P.-S. – J’ai oublié de répondre à l’article des lectures; je m’en aperçois ma lettre fermée. Mais il est trop important pour n’en rien dire: voici deux mots sur un papier séparé, que je glisse dans ma lettre.
Je ne vous ai conseillé que des lectures futiles et convenables à votre position. Aux femmes moins répandues que vous dans un certain monde, astreintes aux soins du ménage, il ne faut qu’un livre, la maison Rustique : si néanmoins elles sont des liseuses par goût, je leur accorderai la bibliothèque bleue , comme une très bonne lecture, à cause de la bonhomie qui y règne: surtout que leur Livre d’heures , soit en latin! il n’est pas nécessaire que les femmes entendent ce qu’elles demandent à Dieu: et voici tout ce qu’il leur convient de lui dire avec connaissance Mon Dieu! accordez-moi tout ce que désire mon mari!

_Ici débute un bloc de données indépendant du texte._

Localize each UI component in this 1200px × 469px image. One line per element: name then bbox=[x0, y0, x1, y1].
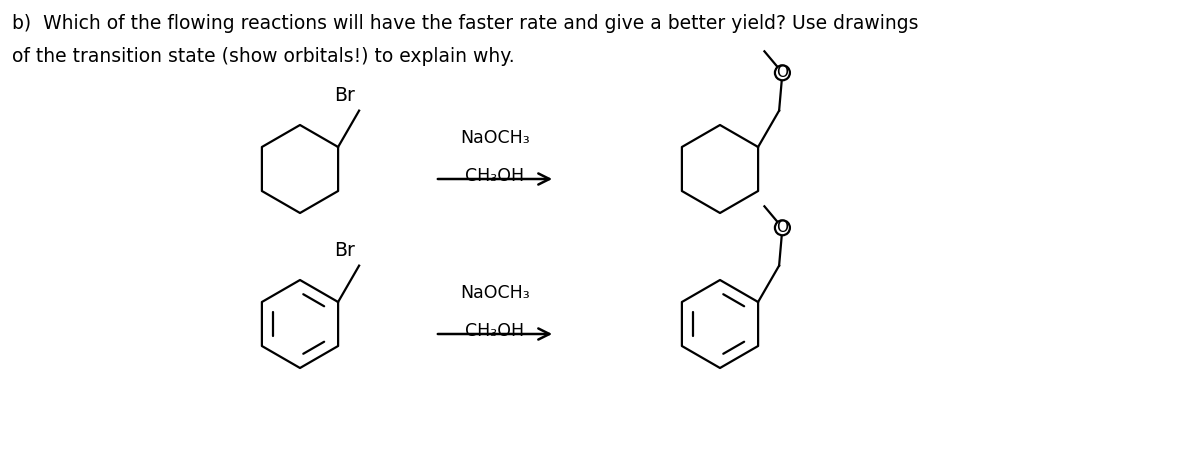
Text: Br: Br bbox=[335, 86, 355, 105]
Text: Br: Br bbox=[335, 241, 355, 260]
Text: NaOCH₃: NaOCH₃ bbox=[460, 129, 530, 147]
Circle shape bbox=[775, 220, 790, 235]
Text: CH₃OH: CH₃OH bbox=[466, 322, 524, 340]
Text: b)  Which of the flowing reactions will have the faster rate and give a better y: b) Which of the flowing reactions will h… bbox=[12, 14, 918, 33]
Text: NaOCH₃: NaOCH₃ bbox=[460, 284, 530, 302]
Text: of the transition state (show orbitals!) to explain why.: of the transition state (show orbitals!)… bbox=[12, 47, 515, 66]
Circle shape bbox=[775, 65, 790, 80]
Text: CH₃OH: CH₃OH bbox=[466, 167, 524, 185]
Text: O: O bbox=[776, 65, 788, 80]
Text: O: O bbox=[776, 220, 788, 235]
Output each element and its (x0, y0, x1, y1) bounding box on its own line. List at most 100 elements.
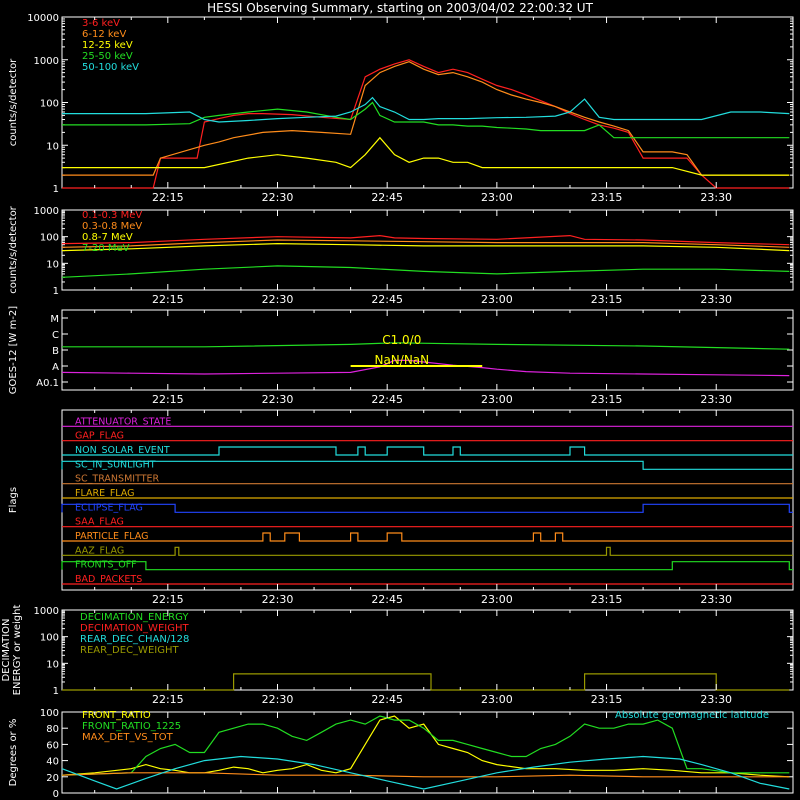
series-7-20-MeV (61, 265, 790, 278)
panel4-xtick-label: 22:30 (262, 593, 294, 606)
panel5-xtick-label: 22:45 (371, 693, 403, 706)
panel5-ytick-label: 1 (53, 686, 59, 697)
panel2-legend-entry: 0.3-0.8 MeV (82, 221, 142, 232)
panel2-xtick-label: 23:30 (700, 293, 732, 306)
panel1-ytick-label: 1000 (34, 56, 59, 67)
flag-label-sc-transmitter: SC_TRANSMITTER (75, 474, 160, 485)
panel2-xtick-label: 22:30 (262, 293, 294, 306)
panel5-frame (61, 609, 794, 691)
panel2-legend-entry: 0.1-0.3 MeV (82, 210, 142, 221)
panel3-ylabel: GOES-12 [W m-2] (8, 306, 19, 394)
panel4-xtick-label: 23:30 (700, 593, 732, 606)
flag-trace-aaz-flag (62, 546, 793, 556)
flag-trace-particle-flag (62, 532, 793, 542)
series-6-12-keV (62, 61, 790, 176)
panel5-ylabel-text: ENERGY or weight (12, 605, 23, 696)
panel6-ytick-label: 100 (40, 708, 59, 719)
panel2-ytick-label: 10 (46, 259, 59, 270)
series-absolute-geomagnetic-latitude (61, 755, 790, 790)
panel2-ytick-label: 1000 (34, 206, 59, 217)
panel5-legend-entry: DECIMATION_ENERGY (80, 612, 189, 623)
panel2-xtick-label: 23:00 (481, 293, 513, 306)
panel4-ylabel-text: Flags (8, 487, 19, 513)
panel3-xtick-label: 23:00 (481, 393, 513, 406)
flag-label-aaz-flag: AAZ_FLAG (75, 545, 124, 556)
panel6-legend-entry: FRONT_RATIO_1225 (82, 721, 181, 732)
panel4-ylabel: Flags (8, 487, 19, 513)
flag-label-flare-flag: FLARE_FLAG (75, 488, 135, 499)
panel5-xtick-label: 23:15 (591, 693, 623, 706)
panel5-legend-entry: REAR_DEC_CHAN/128 (80, 634, 189, 645)
panel1-ytick-label: 100 (40, 99, 59, 110)
panel5-xtick-label: 22:30 (262, 693, 294, 706)
panel3-ytick-label: A (52, 362, 59, 373)
series-rear-dec-weight (62, 673, 790, 691)
panel5-xtick-label: 22:15 (152, 693, 184, 706)
panel6-ylabel-text: Degrees or % (8, 719, 19, 787)
panel1-xtick-label: 23:00 (481, 191, 513, 204)
goes-annotation-ratio: NaN/NaN (374, 353, 429, 367)
panel1-ytick-label: 10000 (27, 13, 59, 24)
panel1-legend-entry: 25-50 keV (82, 51, 133, 62)
flag-trace-fronts-off (61, 561, 793, 571)
panel4-frame (61, 409, 794, 591)
panel5-ylabel: DECIMATION ENERGY or weight (1, 605, 23, 696)
flag-label-sc-in-sunlight: SC_IN_SUNLIGHT (75, 459, 156, 470)
series-50-100-keV (62, 96, 790, 123)
panel1-ytick-label: 10 (46, 141, 59, 152)
panel1-ylabel: counts/s/detector (8, 58, 19, 146)
flag-label-non-solar-event: NON_SOLAR_EVENT (75, 445, 170, 456)
panel2-legend-entry: 7-20 MeV (82, 243, 130, 254)
flag-label-saa-flag: SAA_FLAG (75, 517, 124, 528)
panel5-ytick-label: 10 (46, 659, 59, 670)
panel1-xtick-label: 23:15 (591, 191, 623, 204)
panel1-legend-entry: 3-6 keV (82, 18, 120, 29)
panel3-xtick-label: 22:45 (371, 393, 403, 406)
panel5-xtick-label: 23:30 (700, 693, 732, 706)
panel3-xtick-label: 23:15 (591, 393, 623, 406)
panel5-ylabel-text: DECIMATION (1, 618, 12, 681)
panel4-xtick-label: 23:15 (591, 593, 623, 606)
panel4-xtick-label: 23:00 (481, 593, 513, 606)
panel5-xtick-label: 23:00 (481, 693, 513, 706)
flag-label-bad-packets: BAD_PACKETS (75, 574, 142, 585)
panel3-ytick-label: A0.1 (36, 378, 59, 389)
figure-title: HESSI Observing Summary, starting on 200… (207, 1, 593, 15)
series-25-50-keV (62, 101, 790, 139)
panel2-frame (61, 209, 794, 291)
panel1-xtick-label: 22:45 (371, 191, 403, 204)
series-0.1-0.3-MeV (61, 234, 790, 246)
series-max-det-vs-tot (61, 772, 790, 778)
series-0.3-0.8-MeV (61, 239, 790, 248)
panel3-xtick-label: 23:30 (700, 393, 732, 406)
flag-label-eclipse-flag: ECLIPSE_FLAG (75, 502, 143, 513)
panel1-ytick-label: 1 (53, 184, 59, 195)
flag-label-particle-flag: PARTICLE_FLAG (75, 531, 148, 542)
panel1-frame (61, 16, 794, 189)
panel1-legend-entry: 50-100 keV (82, 62, 139, 73)
panel1-legend-entry: 12-25 keV (82, 40, 133, 51)
goes-annotation-class: C1.0/0 (382, 333, 421, 347)
panel6-frame (61, 711, 794, 794)
series-goes-short (61, 359, 790, 377)
series-0.8-7-MeV (61, 242, 790, 252)
series-goes-long (62, 342, 790, 350)
panel5-legend-entry: REAR_DEC_WEIGHT (80, 645, 179, 656)
panel5-ytick-label: 100 (40, 633, 59, 644)
panel3-ytick-label: C (52, 330, 59, 341)
panel2-ylabel-text: counts/s/detector (8, 205, 19, 293)
panel6-ytick-label: 20 (46, 773, 59, 784)
series-front-ratio-1225 (61, 715, 790, 776)
panel6-legend-entry: MAX_DET_VS_TOT (82, 732, 174, 743)
panel1-ylabel-text: counts/s/detector (8, 58, 19, 146)
panel3-ytick-label: B (52, 346, 59, 357)
panel3-ylabel-text: GOES-12 [W m-2] (8, 306, 19, 394)
panel2-legend-entry: 0.8-7 MeV (82, 232, 133, 243)
panel2-xtick-label: 23:15 (591, 293, 623, 306)
flag-trace-non-solar-event (62, 446, 793, 456)
panel3-ytick-label: M (50, 314, 59, 325)
panel3-frame (61, 309, 794, 391)
panel3-xtick-label: 22:15 (152, 393, 184, 406)
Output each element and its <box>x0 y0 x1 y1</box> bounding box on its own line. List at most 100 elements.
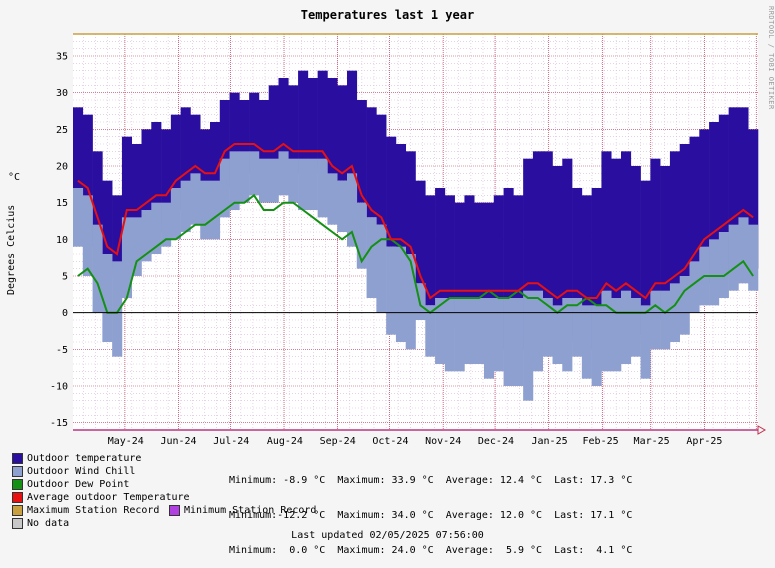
wind-chill-bar <box>689 261 700 313</box>
legend-swatch <box>12 466 23 477</box>
wind-chill-bar <box>337 180 348 232</box>
temperature-bar <box>112 195 123 276</box>
wind-chill-bar <box>630 298 641 357</box>
wind-chill-bar <box>562 298 573 372</box>
temperature-bar <box>444 195 455 313</box>
wind-chill-bar <box>464 298 475 364</box>
wind-chill-bar <box>92 224 103 313</box>
x-tick-label: Jun-24 <box>160 436 196 447</box>
wind-chill-bar <box>738 217 749 284</box>
wind-chill-bar <box>347 173 358 247</box>
wind-chill-bar <box>513 298 524 386</box>
temperature-bar <box>151 122 162 232</box>
temperature-bar <box>709 122 720 284</box>
temperature-bar <box>258 100 270 174</box>
temperature-bar <box>464 195 475 335</box>
wind-chill-bar <box>268 158 279 203</box>
wind-chill-bar <box>425 305 436 357</box>
stats-row-temperature: Minimum: -8.9 °C Maximum: 33.9 °C Averag… <box>229 475 633 486</box>
wind-chill-bar <box>395 246 407 342</box>
wind-chill-bar <box>640 305 651 379</box>
temperature-bar <box>503 188 514 350</box>
temperature-bar <box>200 129 211 203</box>
wind-chill-bar <box>278 151 289 196</box>
legend-item-dew-point: Outdoor Dew Point <box>12 478 316 491</box>
wind-chill-bar <box>611 298 622 372</box>
y-tick-label: 15 <box>56 198 68 209</box>
temperature-bar <box>591 188 602 350</box>
temperature-bar <box>601 151 612 342</box>
temperature-bar <box>552 166 563 335</box>
legend-item-temperature: Outdoor temperature <box>12 452 316 465</box>
x-tick-label: Mar-25 <box>634 436 670 447</box>
y-tick-label: 0 <box>62 308 68 319</box>
average-temperature-line <box>77 142 754 300</box>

Remarque. Que penser d’un pareil homme, qu’on va voir, dans la CXXIII ème lettre, élever des autels au saint législateur des chrétiens! M. Gaudet, pour le peindre d’une manière bien sentie, nous a paru avoir naturellement un bon cœur, une âme excellente; mais jeté malheureusement parmi des hommes sans mœurs, opprimé par un parent injuste, doué d’un tempérament ardent au plaisir, il a perdu de bonne heure toute estime pour les hommes, toute croyance; il a cherché à secouer toute espèce de frein, pour satisfaire ses passions. Cependant son âme, lorsqu’elle n’est pas courbée par l’orage, se redresse; elle se montre alors dans toute sa beauté; elle étonne. Dans les deux ouvrages dont il est l’âme, on doit remarquer que ce n’est pas un scélérat, quoiqu’il soit un corrupteur, caractère unique peut-être dans tous les ouvrages du genre de celui-ci: Gaudet est un véritable ami, et il perd la sœur et le frère; non par erreur, non par sottise, non par perfidie; il leur veut du bien; il veut les élever: mais n’étant pas retenu par la crainte salutaire d’un Dieu rémunérateur et vengeur, il vacille, il s’égare; il égare les autres: son âme forte prolonge son erreur; parce qu’il se croit toujours assez de moyens pour triompher des obstacles; il espère jusqu’au dernier moment, où surpris par un malheur imprévu, il se voit sans ressource: il succombe alors en héros païen, et fait regretter que ses grandes et belles qualités n’aient pas eu l’appui de la religion divine, faite pour le bonheur des hommes. Preuve évidente, sans réplique, sublime, qu’elle est nécessaire: c’est le fruit que le bon Pierre R** a prétendu que sa famille retirât de la lecture des lettres qui composent LE PAYSAN et LA PAYSANNE PERVERTIS. Je puis le dire, en qualité d’éditeur, et d’après quelques journalistes, ce double ouvrage est le plus frappant, dans son genre, le plus vaste, le plus fortement pensé, le plus naturel, qui ait encore paru.
L’Éditeur.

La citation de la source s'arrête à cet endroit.